Następnie rozpoczęła się ściśle prywatna część wizyty w wybranych miejscach szpitalnego oddziału ratunkowego na parterze, w towarzystwie dyrektora i grupy około 15 rodziców, gdzie Franciszek spotkał się z małymi pacjentami. Papież podchodził do nich i uśmiechając się przytulał i pozdrawiał.

Przed gmachem szpitala papież został pożegnany przez premier Beatę Szydło.

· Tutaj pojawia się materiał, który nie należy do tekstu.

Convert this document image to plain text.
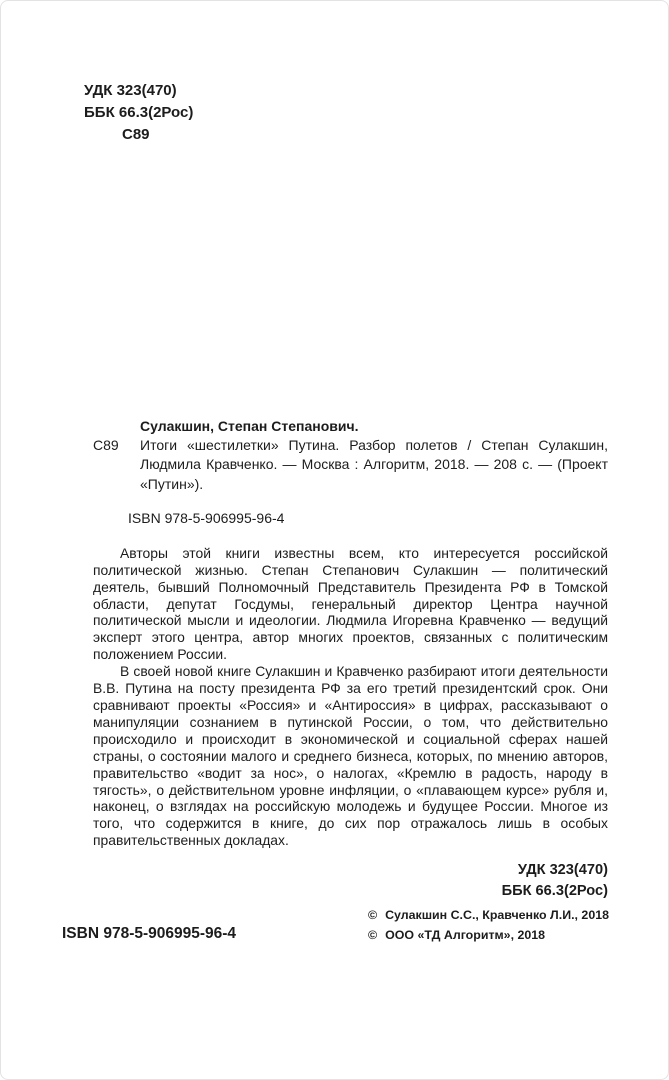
УДК 323(470)
ББК 66.3(2Рос)
С89
С89
Сулакшин, Степан Степанович.
Итоги «шестилетки» Путина. Разбор полетов / Степан Сулакшин, Людмила Кравченко. — Москва : Алгоритм, 2018. — 208 с. — (Проект «Путин»).
ISBN 978-5-906995-96-4

Авторы этой книги известны всем, кто интересуется российской политической жизнью. Степан Степанович Сулакшин — политический деятель, бывший Полномочный Представитель Президента РФ в Томской области, депутат Госдумы, генеральный директор Центра научной политической мысли и идеологии. Людмила Игоревна Кравченко — ведущий эксперт этого центра, автор многих проектов, связанных с политическим положением России.

В своей новой книге Сулакшин и Кравченко разбирают итоги деятельности В.В. Путина на посту президента РФ за его третий президентский срок. Они сравнивают проекты «Россия» и «Антироссия» в цифрах, рассказывают о манипуляции сознанием в путинской России, о том, что действительно происходило и происходит в экономической и социальной сферах нашей страны, о состоянии малого и среднего бизнеса, которых, по мнению авторов, правительство «водит за нос», о налогах, «Кремлю в радость, народу в тягость», о действительном уровне инфляции, о «плавающем курсе» рубля и, наконец, о взглядах на российскую молодежь и будущее России. Многое из того, что содержится в книге, до сих пор отражалось лишь в особых правительственных докладах.

УДК 323(470)
ББК 66.3(2Рос)
ISBN 978-5-906995-96-4
© Сулакшин С.С., Кравченко Л.И., 2018
© ООО «ТД Алгоритм», 2018
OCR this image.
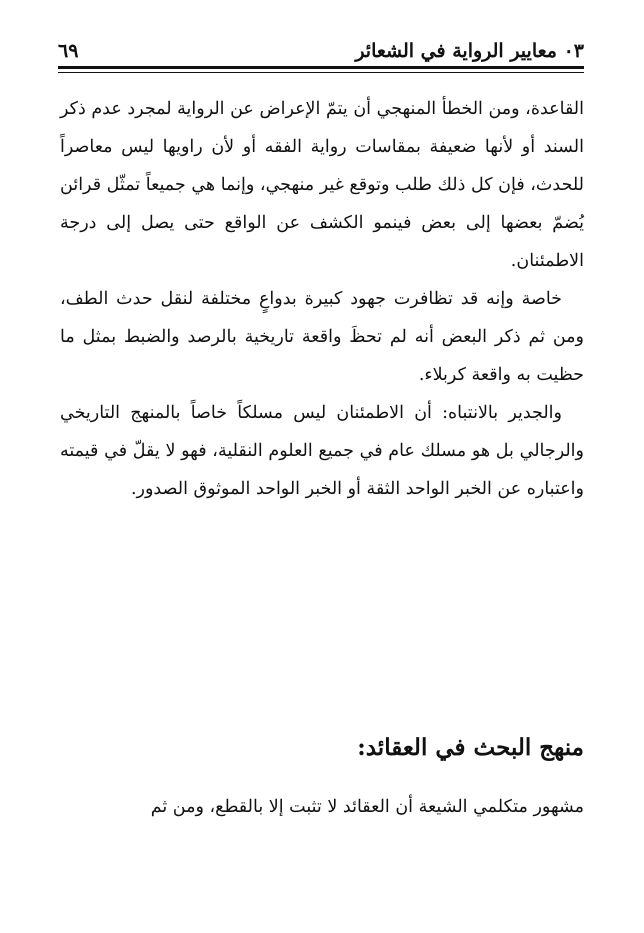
٠٣ معايير الرواية في الشعائر
٦٩

القاعدة، ومن الخطأ المنهجي أن يتمّ الإعراض عن الرواية لمجرد عدم ذكر السند أو لأنها ضعيفة بمقاسات رواية الفقه أو لأن راويها ليس معاصراً للحدث، فإن كل ذلك طلب وتوقع غير منهجي، وإنما هي جميعاً تمثّل قرائن يُضمّ بعضها إلى بعض فينمو الكشف عن الواقع حتى يصل إلى درجة الاطمئنان.

خاصة وإنه قد تظافرت جهود كبيرة بدواعٍ مختلفة لنقل حدث الطف، ومن ثم ذكر البعض أنه لم تحظَ واقعة تاريخية بالرصد والضبط بمثل ما حظيت به واقعة كربلاء.

والجدير بالانتباه: أن الاطمئنان ليس مسلكاً خاصاً بالمنهج التاريخي والرجالي بل هو مسلك عام في جميع العلوم النقلية، فهو لا يقلّ في قيمته واعتباره عن الخبر الواحد الثقة أو الخبر الواحد الموثوق الصدور.

منهج البحث في العقائد:
مشهور متكلمي الشيعة أن العقائد لا تثبت إلا بالقطع، ومن ثم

Następnie wyruszył zamkniętym samochodem na Błonia, gdzie z wielosettysięczną rzeszą uczestników SDM będzie uczestniczył w nabożeństwie Drogi Krzyżowej.

Zaproszenie do odwiedzenia szpitala przez papieża Franciszka wystosowano w 2014 r., gdy niewiele jeszcze wiedziano o programie papieskiej pielgrzymki do Polski z okazji Światowych Dni Młodzieży. Jednak gdy przygotowania do ŚDM w Krakowie rozpoczęły się na dobre, dyrekcja szpitala wraz z tamtejszą Kapelanią oficjalnie poprosiły kard. Stanisława Dziwisza o pomoc w zaproszeniu papieża Franciszka do Prokocimia.

Uniwersytecki Szpital Dziecięcy w Krakowie-Prokocimiu jest największym szpitalem pediatrycznym na południu Polski. W 2015 r. obchodził 50. rocznicę powstania. Wybudowano go dzięki funduszom zebranym wśród Polonii z USA i Kanady. Jego otwarcie nastąpiło 13 grudnia 1965 roku. Placówka kontynuuje tradycje pierwszego na ziemiach polskich oddziału pediatrycznego z 1835 roku.

W ciągu lat szpital był rozbudowywany, powstawały kolejne oddziały i ośrodki, jak choćby otwarty w 2001 roku Ośrodek Transplantacji. Od 2003 roku trwa modernizacja szpitala. Ośrodek ten był w Polsce prekursorem m.in. w operacjach rozdzielania bliźniąt syjamskich, leczenia oparzeń czy wad serca u dzieci. W szpitalu leczone są najciężej chore dzieci. Rocznie hospitalizowanych jest ich tu 36 tys., a aż 180 tys. korzysta z pomocy specjalistycznych poradni. Szpital przez 50 lat objął leczeniem ponad 900 tys. pacjentów.

W placówce gościli prezydent Ford 1975 roku, wiceprezydent Bush w 1987 roku i oczywiście Jan Paweł II w roku 1991.

Szpital zatrudnia 1800 pracowników, w tym 350 lekarzy i 650 pielęgniarek. Dysponuje prawie 500 łóżkami, a liczba leczonych w roku to prawie 33 tys. osób. W roku 2015 w placówce przeprowadzono aż 450 zabiegów kardiologicznych.